Kamerhe parti, ses détracteurs, tant à l’intérieur qu’à l’extérieur de l’Assemblée nationale, dansent. Mais une chose est évidente et irréfutable : ce départ précoce du bureau de la chambre basse du Parlement, suite à une pétition d’une frange de députés nationaux, donnerait l’opportunité au désormais ex-Speaker de réfléchir ou de préparer, avec sérénité, les présidentielles de 2028, alors que le président Félix Antoine Tshisekedi Tshilombo arrive à la fin de son second et dernier quinquennat, selon la Constitution actuelle de la République démocratique du Congo.
Ce serait dans cette optique que Didier Kamerhe, frère cadet de Vital Kamerhe et conseiller attitré de ce dernier, avait indiqué dans un tweet publié le 22 septembre 2025 (qu’il aurait ensuite supprimé) que le président de l’Union pour la Nation Congolaise (UNC) est désormais libre de préparer sa future campagne présidentielle.
« Enfin libres ! […] Leur véritable cible n’était pas la personne du président de l’Assemblée nationale, mais bien le présidentiable gênant de l’Est », a-t-il écrit.
Vital Kamerhe, qui pourrait être comparé à un homme ou une femme ayant divorcé deux fois de partenaires de taille, n’aurait plus, à ce jour, d’autre alternative que de penser à faire route seul pour son propre avenir politique.

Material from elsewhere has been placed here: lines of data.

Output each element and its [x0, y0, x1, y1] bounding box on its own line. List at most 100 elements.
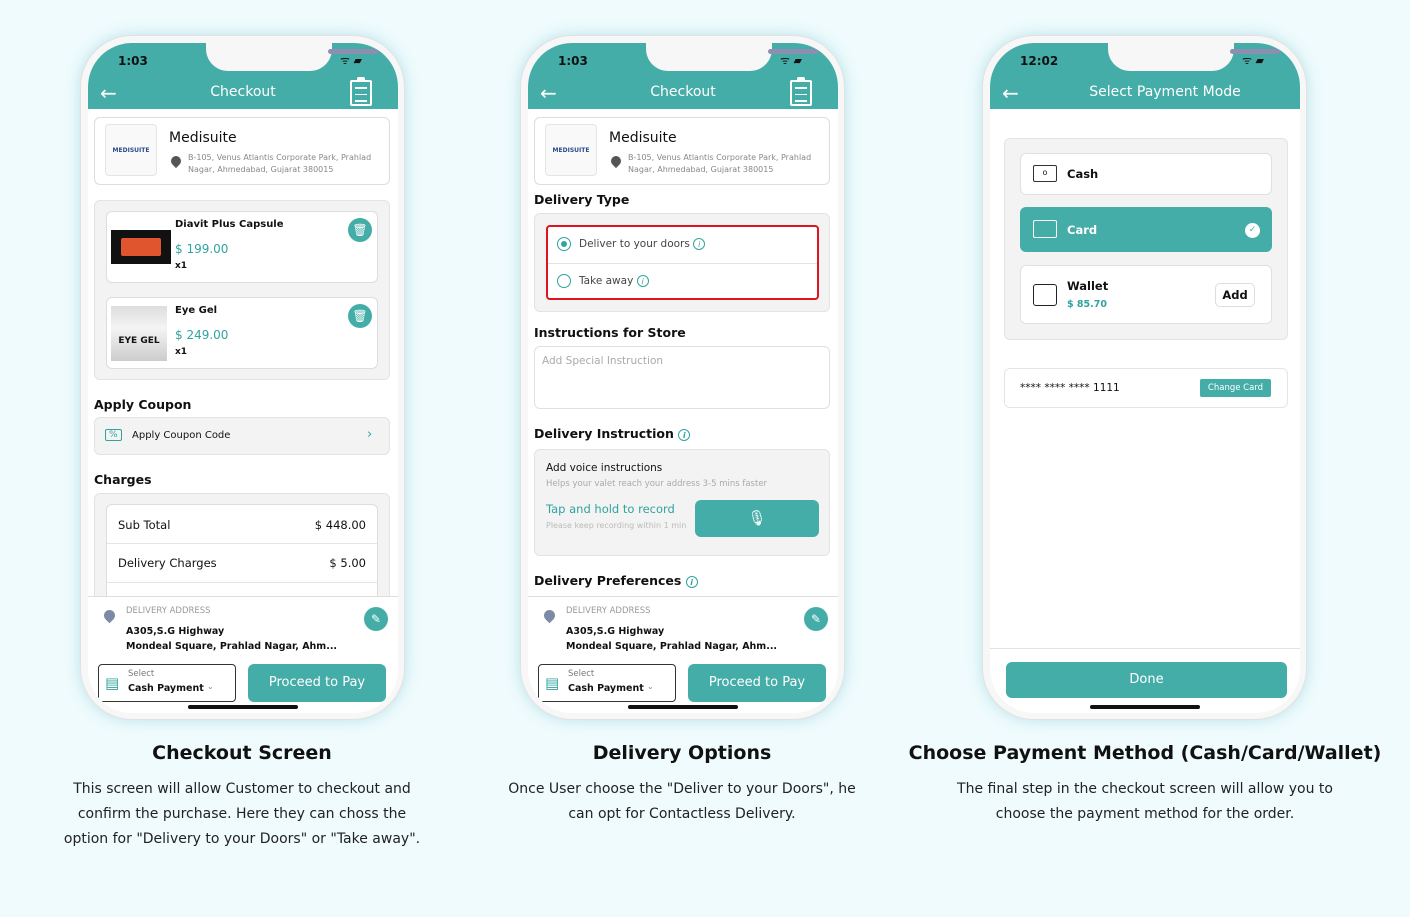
coupon-label: Apply Coupon Code — [132, 430, 231, 441]
phone-delivery: 1:03 ᯤ ▰ ← Checkout MEDISUITE Medisuite … — [520, 35, 845, 720]
caption-body: This screen will allow Customer to check… — [63, 781, 421, 847]
home-indicator — [628, 705, 738, 709]
section-heading: Apply Coupon — [94, 397, 192, 412]
store-name: Medisuite — [609, 130, 677, 146]
option-label: Card — [1067, 223, 1098, 237]
proceed-to-pay-button[interactable]: Proceed to Pay — [248, 664, 386, 702]
section-heading: Charges — [94, 472, 152, 487]
section-heading: Delivery Instruction — [534, 426, 674, 441]
info-icon[interactable]: i — [685, 575, 698, 588]
address-label: DELIVERY ADDRESS — [126, 606, 211, 616]
info-icon[interactable]: i — [678, 428, 691, 441]
edit-pencil-icon[interactable]: ✎ — [804, 607, 828, 631]
wallet-balance: $ 85.70 — [1067, 299, 1107, 310]
status-time: 12:02 — [1020, 54, 1059, 68]
microphone-record-button[interactable]: 🎙 — [695, 500, 819, 537]
phone-payment: 12:02 ᯤ ▰ ← Select Payment Mode o Cash C… — [982, 35, 1307, 720]
wallet-icon — [1033, 284, 1057, 306]
caption-title: Checkout Screen — [152, 742, 332, 764]
wifi-battery-icon: ᯤ ▰ — [1242, 54, 1264, 67]
add-wallet-button[interactable]: Add — [1215, 283, 1255, 307]
option-label: Take away — [579, 275, 634, 287]
done-button[interactable]: Done — [1006, 662, 1287, 698]
checkout-bottom-bar: DELIVERY ADDRESS A305,S.G Highway Mondea… — [528, 596, 838, 713]
address-line2: Mondeal Square, Prahlad Nagar, Ahm... — [126, 641, 338, 652]
select-value: Cash Payment — [568, 683, 644, 694]
section-heading: Delivery Preferences — [534, 573, 682, 588]
item-qty: x1 — [175, 261, 188, 271]
header: 12:02 ᯤ ▰ ← Select Payment Mode — [990, 43, 1300, 109]
voice-title: Add voice instructions — [546, 462, 663, 474]
header: 1:03 ᯤ ▰ ← Checkout — [88, 43, 398, 109]
product-image — [111, 230, 171, 264]
select-value: Cash Payment — [128, 683, 204, 694]
card-icon — [1033, 220, 1057, 238]
select-payment-dropdown[interactable]: ▤ Select Cash Payment ⌄ — [538, 664, 676, 702]
card-number: **** **** **** 1111 — [1020, 382, 1120, 394]
cash-payment-icon: ▤ — [545, 674, 560, 692]
cart-item: EYE GEL Eye Gel $ 249.00 x1 🗑 — [106, 297, 378, 369]
chevron-down-icon: ⌄ — [647, 682, 654, 691]
section-heading: Instructions for Store — [534, 325, 686, 340]
store-address: B-105, Venus Atlantis Corporate Park, Pr… — [188, 153, 372, 174]
location-pin-icon — [101, 607, 118, 624]
cart-items: Diavit Plus Capsule $ 199.00 x1 🗑 EYE GE… — [94, 200, 390, 380]
record-label: Tap and hold to record — [546, 502, 675, 516]
payment-option-cash[interactable]: o Cash — [1020, 153, 1272, 195]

Lui qui, selon des rumeurs persistantes, a toujours rêvé de ne pas quitter la terre des hommes sans avoir été magistrat suprême de la République démocratique du Congo, ne devrait plus contracter une nouvelle alliance avec un autre conjoint politique pour parvenir à ses fins.
Point n’est besoin de le nier : la récente démission de l’enfant terrible de Walungu fait extrêmement mal à ses nombreux partisans de l’UNC et autres sympathisants à travers le monde.
Une certaine opinion favorable à Vital Kamerhe estime qu’il serait naïf de croire que l’UDPS n’est pas le véritable tireur de ficelles de cette chute vertigineuse de leur leader respecté. Et de dénoncer une humiliation orchestrée, en particulier, par des députés du parti présidentiel.
Cette situation pourrait avoir des conséquences quant à la confiance mutuelle que les partis et regroupements politiques formant l’Union sacrée pour la Nation peuvent encore s’accorder.
Une autre opinion politique ne doute pas que l’UNC pourrait, tôt ou tard, quitter l’Union sacrée, la méga plateforme soutenant Félix Antoine Tshisekedi.
Félix Tshisekedi tente-t-il de calmer la tempête ?
Convaincu qu’il pourrait être personnellement tenu pour responsable, par des militants de l’Union pour la Nation Congolaise, d’avoir abandonné à son triste sort son grand allié de longue date, le président de la République, Félix Antoine Tshisekedi Tshilombo, aurait sans doute tenté de calmer la tension qui règne actuellement au sein de l’opinion publique, à la suite de cette démission volontaire de Vital Kamerhe.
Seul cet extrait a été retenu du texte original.